County Commissioner Mark Anderson, who praised the county’s staff and leadership, said, “I don’t know how y’all do it, but it gets done and it gets done with tremendous success.”
“We make sure that lives and health of our citizens do not get sacrificed to save dollars,” Anderson said. “We find a way to move the dollars so they can be supported.”
Through collaboration and cross-communication with allied agencies, Anderson said the multiple training exercises completed for various situations paid off.
Rivett thanked the local government leaders for supplying the department with the necessary tools and equipment to be successful. He said the items they budget for are not wants, but needs, as the Department of Emergency Services understands it needs to be fiscally responsible with taxpayer money.
“We’ve built an agency that includes everybody,” Rivett said, ”and I think that was the success for the tornado response.”
Kim Kratovil, representing U.S. Sen. Ben Cardin’s office, said from a personal standpoint the communication and responsiveness between government and residents was appreciated.
Anderson praised the community members of the damaged areas for checking in on their neighbors and helping clear debris. Anderson also thanked the Department of Public Works for keeping the transfer stations open longer.
“We demonstrated in this county through all of us, cooperating with good leadership, we saw a community come together and deal with this as a neighbor to neighbor, people needing help and getting it,” Anderson said.
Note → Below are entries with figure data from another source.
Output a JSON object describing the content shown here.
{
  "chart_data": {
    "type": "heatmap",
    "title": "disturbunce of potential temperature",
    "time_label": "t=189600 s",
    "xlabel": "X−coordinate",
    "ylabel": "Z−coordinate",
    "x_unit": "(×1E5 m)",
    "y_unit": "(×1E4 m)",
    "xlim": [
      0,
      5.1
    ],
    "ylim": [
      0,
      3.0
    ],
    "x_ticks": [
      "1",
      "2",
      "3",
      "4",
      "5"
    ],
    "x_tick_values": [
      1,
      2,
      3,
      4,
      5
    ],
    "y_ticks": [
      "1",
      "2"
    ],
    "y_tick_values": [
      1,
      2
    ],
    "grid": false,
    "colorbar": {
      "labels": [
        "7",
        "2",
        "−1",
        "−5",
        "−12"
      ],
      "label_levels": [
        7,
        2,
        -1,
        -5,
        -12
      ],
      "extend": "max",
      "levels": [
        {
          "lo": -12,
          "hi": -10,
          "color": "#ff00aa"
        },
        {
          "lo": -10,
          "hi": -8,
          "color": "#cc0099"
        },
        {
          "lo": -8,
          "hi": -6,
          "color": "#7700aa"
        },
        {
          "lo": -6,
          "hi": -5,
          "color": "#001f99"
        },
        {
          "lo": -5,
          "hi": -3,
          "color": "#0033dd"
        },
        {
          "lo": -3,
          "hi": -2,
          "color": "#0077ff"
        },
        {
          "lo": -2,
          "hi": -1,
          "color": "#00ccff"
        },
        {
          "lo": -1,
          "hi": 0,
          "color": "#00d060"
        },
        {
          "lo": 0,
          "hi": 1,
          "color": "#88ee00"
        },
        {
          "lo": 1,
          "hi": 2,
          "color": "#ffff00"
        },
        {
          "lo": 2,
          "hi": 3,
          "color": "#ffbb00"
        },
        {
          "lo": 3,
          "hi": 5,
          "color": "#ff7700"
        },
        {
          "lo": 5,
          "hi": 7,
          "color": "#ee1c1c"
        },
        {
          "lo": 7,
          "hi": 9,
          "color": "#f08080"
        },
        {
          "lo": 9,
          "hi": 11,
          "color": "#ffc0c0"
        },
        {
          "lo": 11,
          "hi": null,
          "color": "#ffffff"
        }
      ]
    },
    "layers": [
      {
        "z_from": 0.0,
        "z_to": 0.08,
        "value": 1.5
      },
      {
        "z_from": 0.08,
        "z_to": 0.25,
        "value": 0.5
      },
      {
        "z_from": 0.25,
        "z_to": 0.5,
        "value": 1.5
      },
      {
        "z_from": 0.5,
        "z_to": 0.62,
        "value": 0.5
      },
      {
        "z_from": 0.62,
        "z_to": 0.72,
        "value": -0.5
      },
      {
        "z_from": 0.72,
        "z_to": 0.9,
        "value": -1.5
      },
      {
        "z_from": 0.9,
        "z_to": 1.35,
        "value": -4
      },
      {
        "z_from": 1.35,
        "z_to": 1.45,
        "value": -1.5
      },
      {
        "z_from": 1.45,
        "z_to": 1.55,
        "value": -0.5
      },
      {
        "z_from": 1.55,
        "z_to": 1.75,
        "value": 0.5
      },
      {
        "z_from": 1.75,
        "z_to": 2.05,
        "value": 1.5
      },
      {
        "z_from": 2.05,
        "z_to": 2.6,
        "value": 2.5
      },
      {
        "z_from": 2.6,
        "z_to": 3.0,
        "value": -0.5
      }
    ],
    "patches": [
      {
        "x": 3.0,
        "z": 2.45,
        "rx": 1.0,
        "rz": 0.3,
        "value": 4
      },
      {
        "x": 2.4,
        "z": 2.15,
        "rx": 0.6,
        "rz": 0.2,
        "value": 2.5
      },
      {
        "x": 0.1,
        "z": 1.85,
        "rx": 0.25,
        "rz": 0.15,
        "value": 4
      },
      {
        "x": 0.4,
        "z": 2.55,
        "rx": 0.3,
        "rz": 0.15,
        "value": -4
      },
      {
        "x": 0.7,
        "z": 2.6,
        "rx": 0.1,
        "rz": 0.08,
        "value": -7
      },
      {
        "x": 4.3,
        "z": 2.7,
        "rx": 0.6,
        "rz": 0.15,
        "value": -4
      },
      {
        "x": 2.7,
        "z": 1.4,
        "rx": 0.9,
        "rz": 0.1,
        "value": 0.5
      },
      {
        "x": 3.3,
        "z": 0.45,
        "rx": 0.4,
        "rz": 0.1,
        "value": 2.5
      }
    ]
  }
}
Prior to visiting emergency services, Franchot toured the Kennard High School African American Cultural Heritage Center in Centreville to learn what the Kennard Alumni Association, lead by Clayton Washington, had done with its restoration efforts.
Franchot gave Washington a Comptroller’s Medallion for turning a vacant building into an educational center. In 2014, the Maryland Board of Public Works, made up of Gov. Larry Hogan, Franchot and Treasurer Nancy Kopp, approved $100,000 for rehabilitation of the center.
After his visit Franchot went down the street to walk through the construction site of the new 42,000-square-foot Queen Anne’s County Circuit Courthouse that is to be opened in Spring 2018. Later, he paid his respects to firefighters manning a 9/11 display over U.S. Route 50.
Clerk of the Court Scott MacGlashan and Comptroller Peter Franchot look through a sky roof inside the under construction circuit courthouse on Monday, Sept. 11, as the comptroller viewed its progress. From left: MacGlashan, Franchot and Public Works Director Todd Mohn.
Maryland Comptroller Peter Franchot, middle, gives Kennard Alumni Association President Clayton Washington a Comptroller’s Medallion on Monday for his work in creating the Kennard High School African American Cultural Heritage Center. From left: County Commissioner Mark Anderson, Washington, Franchot, County Commissioners Jim Moran and Robert Buckey.
Comptroller Peter Franchot, middle, gave emergency planner David Rivett, right, a medallion for his work during the July EF-2 tornado that struck Kent Island. From left: Rivett, Franchot and Emergency Services Director Scott Haas.